Bucket is not creating on hadoop-hive

I'm trying to create a bucket in hive by using following commands:
hive> create table emp( id int, name string, country string)
clustered by( country)
row format delimited
fields terminated by ','
stored as textfile ;
Command is executing successfully: when I load data into this table, it executes successfully and all data is shown when using select * from emp.
However, on HDFS it is only creating one table and only one file is there with all data. That is, there is no folder for specific country records.
First of all, in the DDL statement you have to explicitly mention how many buckets you want.
create table emp( id int, name string, country string)
clustered by( country)
INTO 2 BUCKETS
row format delimited
fields terminated by ','
stored as textfile ;
In the above statement I have mention 2 buckets, similarly you can mention any number you want.
Still you are not done!!
After that, while loading data into the table you also have to mention the below hint to hive.
set hive.enforce.bucketing = true;
That should do it.
After this you should be able to see that number of files created under the table directory is same as the number of buckets mentioned in the DDL statement.
Bucketing doesn't create HDFS folders, rather if you want a separate floder to be created for a country then you should PARTITION.
Please go through hive partitioning and bucketing in detail.

External table does not return the data in its folder

I have created an external table in Hive with at this location :
CREATE EXTERNAL TABLE tb
(
...
)
PARTITIONED BY (datehour INT)
ROW FORMAT SERDE 'com.cloudera.hive.serde.JSONSerDe'
LOCATION '/user/cloudera/data';
The data is present in the folder but when I query the table, it returns nothing.

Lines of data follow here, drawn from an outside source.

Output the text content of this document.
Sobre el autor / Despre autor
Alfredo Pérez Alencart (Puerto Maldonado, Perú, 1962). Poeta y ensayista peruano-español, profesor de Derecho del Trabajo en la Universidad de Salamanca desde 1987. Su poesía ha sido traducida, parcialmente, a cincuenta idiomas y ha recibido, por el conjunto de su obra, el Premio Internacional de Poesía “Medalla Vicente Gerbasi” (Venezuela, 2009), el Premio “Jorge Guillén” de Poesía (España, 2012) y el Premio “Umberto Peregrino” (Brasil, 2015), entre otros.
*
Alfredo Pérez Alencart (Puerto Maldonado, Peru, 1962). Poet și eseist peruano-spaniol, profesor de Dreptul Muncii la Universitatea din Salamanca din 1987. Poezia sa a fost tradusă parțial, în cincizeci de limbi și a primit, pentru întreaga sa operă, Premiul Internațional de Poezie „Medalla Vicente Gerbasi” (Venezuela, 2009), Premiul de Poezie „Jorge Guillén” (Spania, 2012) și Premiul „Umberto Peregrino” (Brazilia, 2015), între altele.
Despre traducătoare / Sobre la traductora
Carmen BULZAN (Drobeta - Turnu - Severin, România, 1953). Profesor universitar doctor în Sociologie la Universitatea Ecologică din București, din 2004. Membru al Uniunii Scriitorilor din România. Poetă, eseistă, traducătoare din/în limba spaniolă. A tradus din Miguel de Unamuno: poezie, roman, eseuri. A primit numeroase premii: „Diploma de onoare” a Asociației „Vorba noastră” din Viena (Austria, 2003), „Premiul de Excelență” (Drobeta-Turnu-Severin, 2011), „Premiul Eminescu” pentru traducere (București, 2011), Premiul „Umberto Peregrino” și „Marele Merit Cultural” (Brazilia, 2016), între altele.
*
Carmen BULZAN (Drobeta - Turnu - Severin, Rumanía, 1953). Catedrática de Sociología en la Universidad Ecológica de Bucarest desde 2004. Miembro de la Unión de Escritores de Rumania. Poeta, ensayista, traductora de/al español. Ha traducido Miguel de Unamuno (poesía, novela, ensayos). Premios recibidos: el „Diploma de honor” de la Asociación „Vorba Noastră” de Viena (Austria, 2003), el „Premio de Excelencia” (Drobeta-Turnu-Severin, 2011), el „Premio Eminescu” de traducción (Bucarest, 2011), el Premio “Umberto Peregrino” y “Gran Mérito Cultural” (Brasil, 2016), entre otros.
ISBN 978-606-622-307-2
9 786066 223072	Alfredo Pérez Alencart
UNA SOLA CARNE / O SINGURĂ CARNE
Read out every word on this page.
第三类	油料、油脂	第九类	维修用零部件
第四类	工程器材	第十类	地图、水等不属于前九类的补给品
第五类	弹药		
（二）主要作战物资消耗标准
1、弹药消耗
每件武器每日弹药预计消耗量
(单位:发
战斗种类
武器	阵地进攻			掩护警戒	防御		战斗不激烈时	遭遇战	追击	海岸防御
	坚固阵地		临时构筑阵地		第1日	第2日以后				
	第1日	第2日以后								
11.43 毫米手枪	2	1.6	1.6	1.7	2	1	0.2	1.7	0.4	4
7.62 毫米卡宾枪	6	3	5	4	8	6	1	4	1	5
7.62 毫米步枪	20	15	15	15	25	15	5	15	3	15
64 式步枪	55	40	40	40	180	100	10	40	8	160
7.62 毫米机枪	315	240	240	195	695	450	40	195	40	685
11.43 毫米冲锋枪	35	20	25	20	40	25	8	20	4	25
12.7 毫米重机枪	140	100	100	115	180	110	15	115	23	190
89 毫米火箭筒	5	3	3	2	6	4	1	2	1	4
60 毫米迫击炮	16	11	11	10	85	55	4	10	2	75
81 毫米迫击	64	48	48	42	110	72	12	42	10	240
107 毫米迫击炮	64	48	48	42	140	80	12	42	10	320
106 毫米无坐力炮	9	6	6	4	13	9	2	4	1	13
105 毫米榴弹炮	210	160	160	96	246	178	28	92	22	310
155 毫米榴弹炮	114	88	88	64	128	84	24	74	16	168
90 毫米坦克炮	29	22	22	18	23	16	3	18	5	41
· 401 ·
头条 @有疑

The table is structured in a way that it fits the data structure.
SELECT * FROM tb LIMIT 3;
Is there a kind of permission issue with Hive tables: do specific users have permissions to query some tables?
Do you know some solutions or workarounds?
You have created your table as partitioned table base on column datehour, but you are putting your data in /user/cloudera/data. Hive will look for data in /user/cloudera/data/datehour=(some int value). Since it is an external table hive will not update the metastore. You need to run some alter statement to update that
So here are the steps for external tables with partition:
1.) In you external location /user/cloudera/data, create a directory datehour=0909201401
OR
Load data using: LOAD DATA [LOCAL] INPATH '/path/to/data/file' INTO TABLE partition(datehour=0909201401)
2.) After creating your table run a alter statement:
ALTER TABLE ADD PARTITION (datehour=0909201401)
Hope it helps...!!!
When we create an EXTERNAL TABLE with PARTITION, we have to ALTER the EXTERNAL TABLE with the data location for that given partition. However, it need not be the same path as we specify while creating the EXTERNAL TABLE.
hive> ALTER TABLE tb ADD PARTITION (datehour=0909201401)
hive> LOCATION '/user/cloudera/data/somedatafor_datehour'
hive> ;
When we specify LOCATION '/user/cloudera/data' (though its optional) while creating an EXTERNAL TABLE we can take some advantage of doing repair operations on that table. So when we want to copy the files through some process like ETL into that directory, we can sync up the partition with the EXTERNAL TABLE instead of writing ALTER TABLE statement to create another new partition.
If we already know the directory structure of the partition that HIVE would create, we can simply place the data file in that location like '/user/cloudera/data/datehour=0909201401/data.txt' and run the statement as shown below:
hive> MSCK REPAIR TABLE tb;
The above statement will sync up the partition to the hive meta store of the table "tb".